An education in liquid gold
This extra-virgin Italian olive oil (left) is legit. That alone is rare. But even better, the D.O.P. oil, by well-respected oil-maker Frantoi Cutrera, has won lots of awards, “best in the world” included. At $40, it’s also a good price. (No, really. That $10 grocery-store oil you bought isn’t even the same species). And, as a devastatingly low 2014 harvest means olive oil prices are on the rise, it’ll seem like an even better one soon, sadly. Stockpile now!
Or go a step further with a set like this, which has six extra-virgin olive oils by Frantoi Cutrera. Since each is produced from a different olive, it’s a great way to give the gift of not only olive oil, but learning about oil.
Give either one with Extra Virginity: The Sublime and Scandalous World of Olive Oil — easily the best nonfiction book I read in 2013 — by investigative journalist Tom Mueller.
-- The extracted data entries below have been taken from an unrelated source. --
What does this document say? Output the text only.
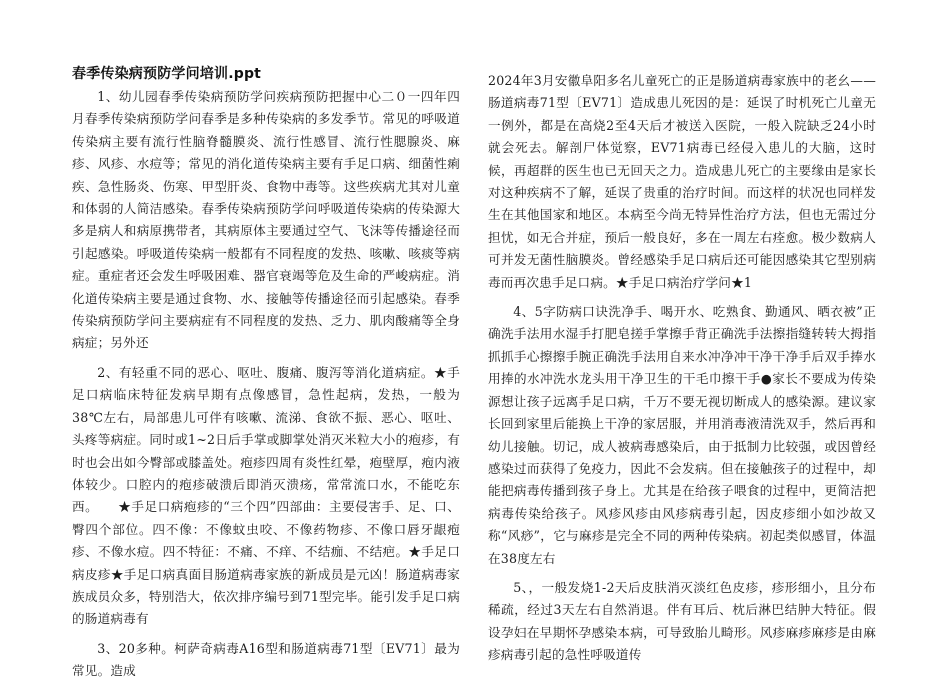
春季传染病预防学问培训.ppt

1、幼儿园春季传染病预防学问疾病预防把握中心二０一四年四月春季传染病预防学问春季是多种传染病的多发季节。常见的呼吸道传染病主要有流行性脑脊髓膜炎、流行性感冒、流行性腮腺炎、麻疹、风疹、水痘等；常见的消化道传染病主要有手足口病、细菌性痢疾、急性肠炎、伤寒、甲型肝炎、食物中毒等。这些疾病尤其对儿童和体弱的人简洁感染。春季传染病预防学问呼吸道传染病的传染源大多是病人和病原携带者，其病原体主要通过空气、飞沫等传播途径而引起感染。呼吸道传染病一般都有不同程度的发热、咳嗽、咳痰等病症。重症者还会发生呼吸困难、器官衰竭等危及生命的严峻病症。消化道传染病主要是通过食物、水、接触等传播途径而引起感染。春季传染病预防学问主要病症有不同程度的发热、乏力、肌肉酸痛等全身病症；另外还

2、有轻重不同的恶心、呕吐、腹痛、腹泻等消化道病症。★手足口病临床特征发病早期有点像感冒，急性起病，发热，一般为38℃左右，局部患儿可伴有咳嗽、流涕、食欲不振、恶心、呕吐、头疼等病症。同时或1~2日后手掌或脚掌处消灭米粒大小的疱疹，有时也会出如今臀部或膝盖处。疱疹四周有炎性红晕，疱壁厚，疱内液体较少。口腔内的疱疹破溃后即消灭溃疡，常常流口水，不能吃东西。　　★手足口病疱疹的“三个四”四部曲：主要侵害手、足、口、臀四个部位。四不像：不像蚊虫咬、不像药物疹、不像口唇牙龈疱疹、不像水痘。四不特征：不痛、不痒、不结痂、不结疤。★手足口病皮疹★手足口病真面目肠道病毒家族的新成员是元凶！肠道病毒家族成员众多，特别浩大，依次排序编号到71型完毕。能引发手足口病的肠道病毒有

3、20多种。柯萨奇病毒A16型和肠道病毒71型〔EV71〕最为常见。造成

2024年3月安徽阜阳多名儿童死亡的正是肠道病毒家族中的老幺——肠道病毒71型〔EV71〕造成患儿死因的是：延误了时机死亡儿童无一例外，都是在高烧2至4天后才被送入医院，一般入院缺乏24小时就会死去。解剖尸体觉察，EV71病毒已经侵入患儿的大脑，这时候，再超群的医生也已无回天之力。造成患儿死亡的主要缘由是家长对这种疾病不了解，延误了贵重的治疗时间。而这样的状况也同样发生在其他国家和地区。本病至今尚无特异性治疗方法，但也无需过分担忧，如无合并症，预后一般良好，多在一周左右痊愈。极少数病人可并发无菌性脑膜炎。曾经感染手足口病后还可能因感染其它型别病毒而再次患手足口病。★手足口病治疗学问★1

4、5字防病口诀洗净手、喝开水、吃熟食、勤通风、晒衣被”正确洗手法用水湿手打肥皂搓手掌擦手背正确洗手法擦指缝转转大拇指抓抓手心擦擦手腕正确洗手法用自来水冲净冲干净干净手后双手捧水用捧的水冲洗水龙头用干净卫生的干毛巾擦干手●家长不要成为传染源想让孩子远离手足口病，千万不要无视切断成人的感染源。建议家长回到家里后能换上干净的家居服，并用消毒液清洗双手，然后再和幼儿接触。切记，成人被病毒感染后，由于抵制力比较强，或因曾经感染过而获得了免疫力，因此不会发病。但在接触孩子的过程中，却能把病毒传播到孩子身上。尤其是在给孩子喂食的过程中，更简洁把病毒传染给孩子。风疹风疹由风疹病毒引起，因皮疹细小如沙故又称“风痧”，它与麻疹是完全不同的两种传染病。初起类似感冒，体温在38度左右

5、，一般发烧1-2天后皮肤消灭淡红色皮疹，疹形细小，且分布稀疏，经过3天左右自然消退。伴有耳后、枕后淋巴结肿大特征。假设孕妇在早期怀孕感染本病，可导致胎儿畸形。风疹麻疹麻疹是由麻疹病毒引起的急性呼吸道传
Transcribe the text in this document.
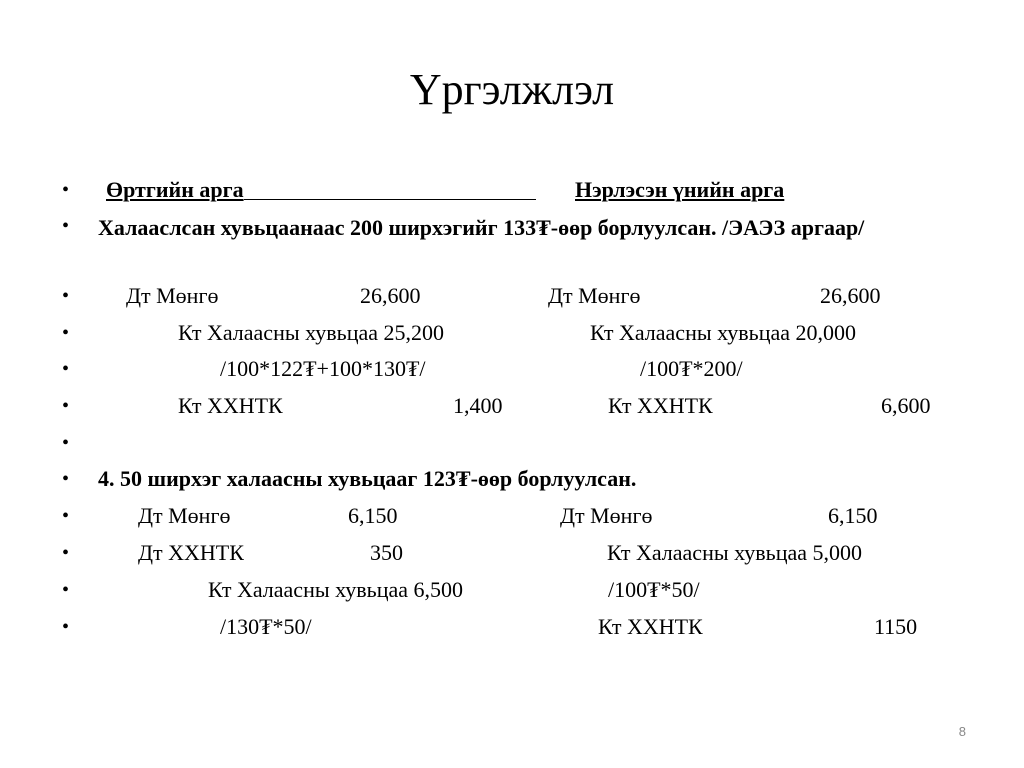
Үргэлжлэл
• Өртгийн арга	Нэрлэсэн үнийн арга
• Халааслсан хувьцаанаас 200 ширхэгийг 133₮-өөр борлуулсан. /ЭАЭЗ аргаар/
•	Дт Мөнгө	26,600	Дт Мөнгө	26,600
•	Кт Халаасны хувьцаа 25,200	Кт Халаасны хувьцаа 20,000
•	/100*122₮+100*130₮/	/100₮*200/
•	Кт ХХНТК	1,400	Кт ХХНТК	6,600
•
• 4. 50 ширхэг халаасны хувьцааг 123₮-өөр борлуулсан.
•	Дт Мөнгө	6,150	Дт Мөнгө	6,150
•	Дт ХХНТК	350	Кт Халаасны хувьцаа 5,000
•	Кт Халаасны хувьцаа 6,500	/100₮*50/
•	/130₮*50/	Кт ХХНТК	1150
8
Seriously, it will upend how you think of that slippery little substance. (And give new meaning to the word “slippery”).
Organic olive oil… for your face and hands
I swear by olive oil soap (and lotions, and…). But, just like when you’re eating it, you want to make sure that what you’re putting on your body is only the good stuff. Which is why I like Perlier Olivarium, which cultivates its ingredients on 150 acres of land outside Turin, all with organic, pesticide- and insecticide-free farming. Their paraben-free hand mask, ultra-rich body butter and hand soap, all made from their own (organic) olive oil and lycopene (from tomatoes), are the perfect gift (even just for yourself!) for fighting off moisture-sucking cold.